As Adopted By The Council Of American Witches
Witch meet, April 11-14, 1974, Minneapolis, Minnesota
The Council of American Witches finds it necessary to define modern Witchcraft in terms of the American experience and needs. We are not bound by traditions from other times and other cultures and owe no allegiance to any person or power greater than the Divinity manifest through our own being. As American Witches, we welcome and respect all life-affirming teachings and traditions, and seek to learn from all and to share our learning within our Council. It is in this spirit of welcome and cooperation that we adopt these few principles of Wiccan belief. In seeking to be inclusive, we do not wish to open ourselves to the destruction of our group by those on self-serving power trips, or to philosophies and practices contradictory to those principles. In seeking to exclude those whose ways are contradictory to ours, we do not wish to deny participation to any who are sincerely interested in our knowledge and beliefs, regardless of race, color, sex, age, national or cultural heritage, or sexual preference.We therefore ask only that those who seek to identify with us accept those few basic principles:
1. We practice rites to attune ourselves with the natural rhythm of life forces marked by the phases of the Moon, and the seasonal Quarters, and Cross Quarters.
2. We recognize that our intelligence gives us a unique responsibility toward our environment. We seek to live in harmony with Nature, in ecological balance offering fulfillment of life and consciousness within an evolutionary concept.
3. We acknowledge a depth of power far greater than that apparent to the average person. Because its far greater than ordinary, it is sometimes called "supernatural," but we see it as lying within that which is naturally potential to all.
4. We conceive of the Creative Power in the universe as manifesting through polarity - as masculine and feminine - and that this same Creative Power lies in all people, and functions through the interaction of the masculine and the feminine. We value neither above the other, knowing each to be supportive of the other. We value sex as pleasure, as the symbol and embodiment of life, and as one of the sources of energies used in magickal practice and religious worship.
5. We recognize both outer worlds and inner, or psychological, worlds sometimes known as the Spiritual World, the Collective Unconsciousness, Inner Planes, etc. - and we see in the interaction of these two dimensions the basis for paranormal phenomena, and magickal exercises. We neglect neither dimension for the other, seeing both as necessary for our fulfillment.

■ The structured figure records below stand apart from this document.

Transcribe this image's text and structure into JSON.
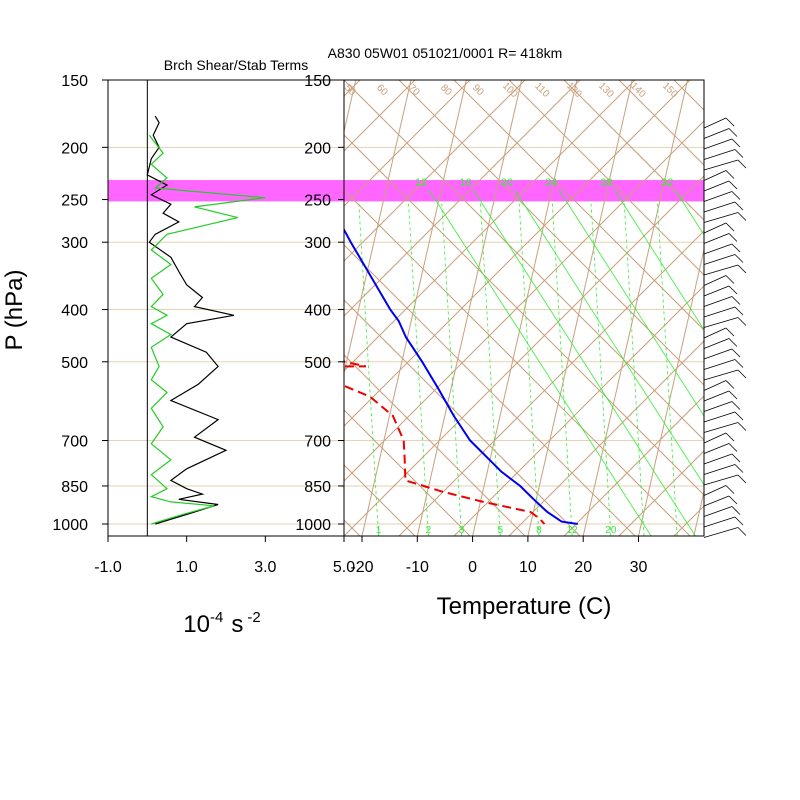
{
  "header": {
    "left_title": "Brch Shear/Stab Terms",
    "right_title": "A830 05W01 051021/0001 R= 418km"
  },
  "colors": {
    "shade": "#ff66ff",
    "gridline": "#e6d2b4",
    "skew": "#c8a07c",
    "mixing": "#33ee33",
    "temperature": "#0000ee",
    "dewpoint": "#ee0000",
    "shear": "#000000",
    "stability": "#22cc22"
  },
  "pressure_levels": [
    150,
    200,
    250,
    300,
    400,
    500,
    700,
    850,
    1000
  ],
  "left_axis_title": "P (hPa)",
  "shaded_band_hpa": [
    230,
    252
  ],
  "chart_data": [
    {
      "type": "line",
      "name": "Brch Shear/Stab Terms",
      "title": "Brch Shear/Stab Terms",
      "xlabel": "10-4 s-2",
      "xlabel_parts": {
        "base": "10",
        "exp1": "-4",
        "unit": "s",
        "exp2": "-2"
      },
      "ylabel": "P (hPa)",
      "xlim": [
        -1.0,
        5.0
      ],
      "xticks": [
        "-1.0",
        "1.0",
        "3.0",
        "5.0"
      ],
      "y_log_pressure": [
        150,
        1000
      ],
      "zero_line": 0,
      "series": [
        {
          "key": "shear",
          "color": "#000000",
          "points": [
            [
              0.2,
              175
            ],
            [
              0.3,
              180
            ],
            [
              0.15,
              190
            ],
            [
              0.3,
              200
            ],
            [
              0.1,
              210
            ],
            [
              0.0,
              225
            ],
            [
              0.5,
              235
            ],
            [
              0.1,
              245
            ],
            [
              0.6,
              255
            ],
            [
              0.4,
              265
            ],
            [
              0.8,
              275
            ],
            [
              0.2,
              290
            ],
            [
              0.05,
              300
            ],
            [
              0.6,
              320
            ],
            [
              0.8,
              340
            ],
            [
              1.0,
              360
            ],
            [
              1.4,
              380
            ],
            [
              1.2,
              395
            ],
            [
              2.2,
              410
            ],
            [
              1.0,
              425
            ],
            [
              0.6,
              450
            ],
            [
              1.5,
              480
            ],
            [
              1.8,
              510
            ],
            [
              1.3,
              550
            ],
            [
              0.6,
              590
            ],
            [
              1.8,
              640
            ],
            [
              1.2,
              690
            ],
            [
              2.0,
              730
            ],
            [
              1.0,
              790
            ],
            [
              0.6,
              830
            ],
            [
              1.0,
              860
            ],
            [
              1.4,
              880
            ],
            [
              0.8,
              900
            ],
            [
              1.8,
              920
            ],
            [
              1.2,
              950
            ],
            [
              0.2,
              1000
            ]
          ]
        },
        {
          "key": "stability",
          "color": "#22cc22",
          "points": [
            [
              0.05,
              190
            ],
            [
              0.4,
              205
            ],
            [
              0.1,
              215
            ],
            [
              0.5,
              228
            ],
            [
              0.2,
              238
            ],
            [
              3.0,
              248
            ],
            [
              1.2,
              258
            ],
            [
              2.3,
              270
            ],
            [
              0.5,
              290
            ],
            [
              0.1,
              310
            ],
            [
              0.6,
              330
            ],
            [
              0.1,
              350
            ],
            [
              0.4,
              375
            ],
            [
              0.1,
              395
            ],
            [
              0.5,
              410
            ],
            [
              0.1,
              425
            ],
            [
              0.6,
              445
            ],
            [
              0.1,
              470
            ],
            [
              0.3,
              510
            ],
            [
              0.1,
              540
            ],
            [
              0.5,
              570
            ],
            [
              0.1,
              610
            ],
            [
              0.4,
              660
            ],
            [
              0.1,
              710
            ],
            [
              0.6,
              760
            ],
            [
              0.1,
              810
            ],
            [
              0.5,
              860
            ],
            [
              0.1,
              890
            ],
            [
              0.6,
              910
            ],
            [
              1.7,
              925
            ],
            [
              0.9,
              960
            ],
            [
              0.1,
              1000
            ]
          ]
        }
      ]
    },
    {
      "type": "line",
      "name": "Skew-T sounding",
      "title": "A830 05W01 051021/0001 R= 418km",
      "xlabel": "Temperature (C)",
      "ylabel": "P (hPa)",
      "xlim": [
        -25,
        40
      ],
      "xticks": [
        -20,
        -10,
        0,
        10,
        20,
        30
      ],
      "y_log_pressure": [
        150,
        1000
      ],
      "mixing_ratio_labels": [
        {
          "label": "12",
          "temp_c": -23.5,
          "p": 240
        },
        {
          "label": "16",
          "temp_c": -15.5,
          "p": 240
        },
        {
          "label": "20",
          "temp_c": -8.0,
          "p": 240
        },
        {
          "label": "24",
          "temp_c": 0.0,
          "p": 240
        },
        {
          "label": "28",
          "temp_c": 10.0,
          "p": 240
        },
        {
          "label": "32",
          "temp_c": 21.0,
          "p": 240
        }
      ],
      "bottom_labels": [
        {
          "label": "1",
          "temp_c": -17,
          "p": 1000
        },
        {
          "label": "2",
          "temp_c": -8,
          "p": 1000
        },
        {
          "label": "3",
          "temp_c": -2,
          "p": 1000
        },
        {
          "label": "5",
          "temp_c": 5,
          "p": 1000
        },
        {
          "label": "8",
          "temp_c": 12,
          "p": 1000
        },
        {
          "label": "12",
          "temp_c": 18,
          "p": 1000
        },
        {
          "label": "20",
          "temp_c": 25,
          "p": 1000
        }
      ],
      "top_labels": [
        "50",
        "60",
        "70",
        "80",
        "90",
        "100",
        "110",
        "120",
        "130",
        "140",
        "150"
      ],
      "series": [
        {
          "key": "temperature",
          "name": "Temperature",
          "color": "#0000ee",
          "dashed": false,
          "points": [
            [
              -54,
              170
            ],
            [
              -48,
              200
            ],
            [
              -44,
              230
            ],
            [
              -40,
              250
            ],
            [
              -34,
              300
            ],
            [
              -24,
              400
            ],
            [
              -22,
              420
            ],
            [
              -20,
              450
            ],
            [
              -16,
              500
            ],
            [
              -12,
              560
            ],
            [
              -8,
              630
            ],
            [
              -4,
              700
            ],
            [
              3,
              800
            ],
            [
              7,
              850
            ],
            [
              10,
              900
            ],
            [
              13,
              950
            ],
            [
              16,
              990
            ],
            [
              19,
              1000
            ]
          ]
        },
        {
          "key": "dewpoint",
          "name": "Dewpoint",
          "color": "#ee0000",
          "dashed": true,
          "points": [
            [
              -61,
              200
            ],
            [
              -58,
              220
            ],
            [
              -54,
              238
            ],
            [
              -52,
              250
            ],
            [
              -56,
              265
            ],
            [
              -61,
              275
            ],
            [
              -63,
              300
            ],
            [
              -67,
              335
            ],
            [
              -55,
              370
            ],
            [
              -44,
              395
            ],
            [
              -41,
              410
            ],
            [
              -40,
              430
            ],
            [
              -36,
              460
            ],
            [
              -30,
              500
            ],
            [
              -26,
              510
            ],
            [
              -35,
              510
            ],
            [
              -40,
              515
            ],
            [
              -32,
              540
            ],
            [
              -24,
              580
            ],
            [
              -19,
              630
            ],
            [
              -16,
              700
            ],
            [
              -15,
              760
            ],
            [
              -14,
              830
            ],
            [
              -7,
              870
            ],
            [
              1,
              910
            ],
            [
              10,
              950
            ],
            [
              12,
              980
            ],
            [
              13,
              1000
            ]
          ]
        }
      ]
    }
  ]
}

6. We do not recognize any authoritarian hierarchy, but do honor those who teach, respect those who share their greater knowledge and wisdom, and acknowledge those who have courageously given of themselves in leadership.

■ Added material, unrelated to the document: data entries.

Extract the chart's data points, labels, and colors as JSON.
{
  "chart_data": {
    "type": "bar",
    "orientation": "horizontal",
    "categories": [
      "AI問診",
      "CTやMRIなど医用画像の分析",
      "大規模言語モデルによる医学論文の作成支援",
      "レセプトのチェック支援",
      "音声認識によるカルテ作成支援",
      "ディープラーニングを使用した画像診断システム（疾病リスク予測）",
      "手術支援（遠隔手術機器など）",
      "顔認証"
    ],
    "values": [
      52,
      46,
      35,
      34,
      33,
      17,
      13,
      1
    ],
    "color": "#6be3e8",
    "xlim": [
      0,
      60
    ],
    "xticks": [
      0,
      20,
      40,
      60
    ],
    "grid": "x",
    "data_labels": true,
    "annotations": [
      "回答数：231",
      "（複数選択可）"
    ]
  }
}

7. We see religion, magick and wisdom in living as being united in the way one views the world and lives within it - a world view and philosophy of life which we identify as Witchcraft - the Wiccan Way.
8. Calling oneself "witch" does not make a witch - but neither does heredity itself, nor the collecting of titles, degrees and initiations. A witch seeks to control the forces within her/himself that makes life possible in order to live wisely and well without harm to others and in harmony with nature.

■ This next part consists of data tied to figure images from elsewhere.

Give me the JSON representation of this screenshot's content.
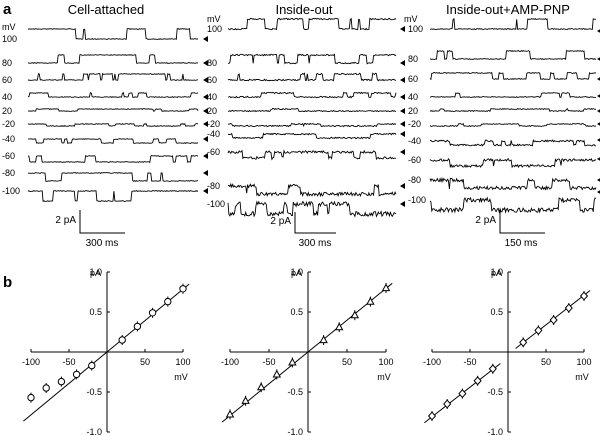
{
  "panel_a": {
    "label": "a",
    "columns": [
      {
        "title": "Cell-attached",
        "unit": "",
        "traces": [
          {
            "label": "100",
            "open": 1.0,
            "noise": 0.25
          },
          {
            "label": "80",
            "open": 0.8,
            "noise": 0.25
          },
          {
            "label": "60",
            "open": 0.6,
            "noise": 0.25
          },
          {
            "label": "40",
            "open": 0.4,
            "noise": 0.25
          },
          {
            "label": "20",
            "open": 0.2,
            "noise": 0.25
          },
          {
            "label": "-20",
            "open": -0.2,
            "noise": 0.25
          },
          {
            "label": "-40",
            "open": -0.4,
            "noise": 0.25
          },
          {
            "label": "-60",
            "open": -0.6,
            "noise": 0.25
          },
          {
            "label": "-80",
            "open": -0.8,
            "noise": 0.25
          },
          {
            "label": "-100",
            "open": -1.0,
            "noise": 0.3
          }
        ],
        "scale": {
          "current": "2 pA",
          "time": "300 ms"
        }
      },
      {
        "title": "Inside-out",
        "unit": "mV",
        "traces": [
          {
            "label": "100",
            "open": 1.0,
            "noise": 0.5
          },
          {
            "label": "80",
            "open": 0.8,
            "noise": 0.5
          },
          {
            "label": "60",
            "open": 0.6,
            "noise": 0.5
          },
          {
            "label": "40",
            "open": 0.4,
            "noise": 0.5
          },
          {
            "label": "20",
            "open": 0.2,
            "noise": 0.4
          },
          {
            "label": "-20",
            "open": -0.2,
            "noise": 0.4
          },
          {
            "label": "-40",
            "open": -0.4,
            "noise": 0.5
          },
          {
            "label": "-60",
            "open": -0.6,
            "noise": 0.9
          },
          {
            "label": "-80",
            "open": -0.8,
            "noise": 1.2
          },
          {
            "label": "-100",
            "open": -1.0,
            "noise": 1.6
          }
        ],
        "scale": {
          "current": "2 pA",
          "time": "300 ms"
        }
      },
      {
        "title": "Inside-out+AMP-PNP",
        "unit": "mV",
        "traces": [
          {
            "label": "100",
            "open": 1.0,
            "noise": 0.3
          },
          {
            "label": "80",
            "open": 0.8,
            "noise": 0.3
          },
          {
            "label": "60",
            "open": 0.6,
            "noise": 0.3
          },
          {
            "label": "40",
            "open": 0.4,
            "noise": 0.3
          },
          {
            "label": "20",
            "open": 0.2,
            "noise": 0.3
          },
          {
            "label": "-20",
            "open": -0.2,
            "noise": 0.3
          },
          {
            "label": "-40",
            "open": -0.4,
            "noise": 0.6
          },
          {
            "label": "-60",
            "open": -0.6,
            "noise": 0.8
          },
          {
            "label": "-80",
            "open": -0.8,
            "noise": 1.1
          },
          {
            "label": "-100",
            "open": -1.0,
            "noise": 1.5
          }
        ],
        "scale": {
          "current": "2 pA",
          "time": "150 ms"
        }
      }
    ],
    "first_column_unit": "mV"
  },
  "panel_b": {
    "label": "b"
  },
  "chart_data": [
    {
      "type": "scatter",
      "xlabel": "mV",
      "ylabel": "pA",
      "xlim": [
        -100,
        100
      ],
      "ylim": [
        -1.0,
        1.0
      ],
      "x_ticks": [
        "-100",
        "-50",
        "50",
        "100"
      ],
      "y_ticks": [
        "1.0",
        "0.5",
        "-0.5",
        "-1.0"
      ],
      "marker": "circle",
      "series": [
        {
          "x": [
            -100,
            -80,
            -60,
            -40,
            -20,
            20,
            40,
            60,
            80,
            100
          ],
          "y": [
            -0.57,
            -0.45,
            -0.37,
            -0.28,
            -0.17,
            0.15,
            0.32,
            0.49,
            0.63,
            0.79
          ]
        }
      ],
      "fit": {
        "slope": 0.00785,
        "intercept": 0.0
      }
    },
    {
      "type": "scatter",
      "xlabel": "mV",
      "ylabel": "pA",
      "xlim": [
        -100,
        100
      ],
      "ylim": [
        -1.0,
        1.0
      ],
      "x_ticks": [
        "-100",
        "-50",
        "50",
        "100"
      ],
      "y_ticks": [
        "1.0",
        "0.5",
        "-0.5",
        "-1.0"
      ],
      "marker": "triangle",
      "series": [
        {
          "x": [
            -100,
            -80,
            -60,
            -40,
            -20,
            20,
            40,
            60,
            80,
            100
          ],
          "y": [
            -0.78,
            -0.61,
            -0.44,
            -0.28,
            -0.13,
            0.15,
            0.31,
            0.46,
            0.63,
            0.8
          ]
        }
      ],
      "fit": {
        "slope": 0.00795,
        "intercept": 0.0
      }
    },
    {
      "type": "scatter",
      "xlabel": "mV",
      "ylabel": "pA",
      "xlim": [
        -100,
        100
      ],
      "ylim": [
        -1.0,
        1.0
      ],
      "x_ticks": [
        "-100",
        "-50",
        "50",
        "100"
      ],
      "y_ticks": [
        "1.0",
        "0.5",
        "-0.5",
        "-1.0"
      ],
      "marker": "diamond",
      "series": [
        {
          "x": [
            -100,
            -80,
            -60,
            -40,
            -20,
            20,
            40,
            60,
            80,
            100
          ],
          "y": [
            -0.8,
            -0.65,
            -0.52,
            -0.36,
            -0.21,
            0.12,
            0.27,
            0.4,
            0.55,
            0.7
          ]
        }
      ],
      "fits": [
        {
          "slope": 0.0074,
          "intercept": -0.07
        },
        {
          "slope": 0.0074,
          "intercept": -0.03
        }
      ]
    }
  ]
}
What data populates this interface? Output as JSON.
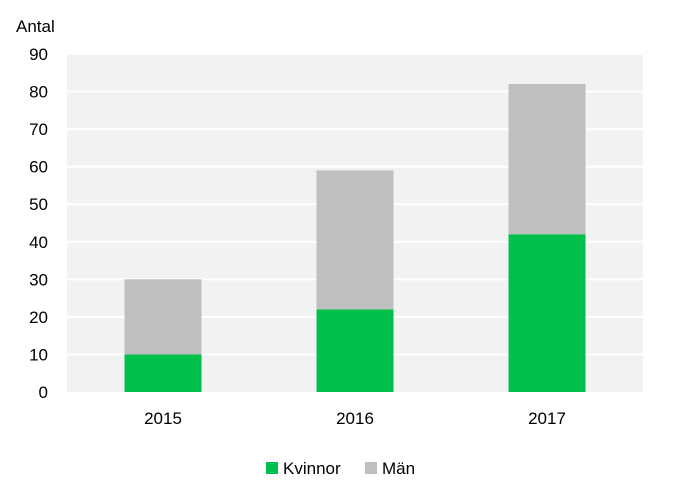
{
  "chart_data": {
    "type": "bar",
    "stacked": true,
    "ylabel": "Antal",
    "categories": [
      "2015",
      "2016",
      "2017"
    ],
    "series": [
      {
        "name": "Kvinnor",
        "values": [
          10,
          22,
          42
        ],
        "color": "#00c04b"
      },
      {
        "name": "Män",
        "values": [
          20,
          37,
          40
        ],
        "color": "#bfbfbf"
      }
    ],
    "ylim": [
      0,
      90
    ],
    "yticks": [
      "0",
      "10",
      "20",
      "30",
      "40",
      "50",
      "60",
      "70",
      "80",
      "90"
    ],
    "grid": true,
    "plot_background": "#f2f2f2",
    "gridline_color": "#ffffff",
    "legend_position": "bottom"
  }
}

9. We believe in the affirmation and fulfillment of life in a continuation of evaluation and development of consciousness giving meaning to the Universe we know and our personal role within it.
10. Our only animosity towards Christianity, or towards any other religion or philosophy of life, is to the extent that its institutions have claims to the "the only way," and have sought to deny freedom to others and to suppress other ways of religious practice and belief.
11. As American Witches, we are not threatened by debates on the history of the Craft, the origins of various terms, the legitimacy of various aspects of different traditions. we are concerned with our present and our future.
12. We do not accept the concept of absolute evil, nor do we worship any entity known as "Satan" or "the Devil," as defined by Christian tradition. We do not seek power through the suffering of others, nor accept that personal benefit can be derived only by denial to another.
13. We believe that we should seek within Nature that which is contributory to our health and well-being.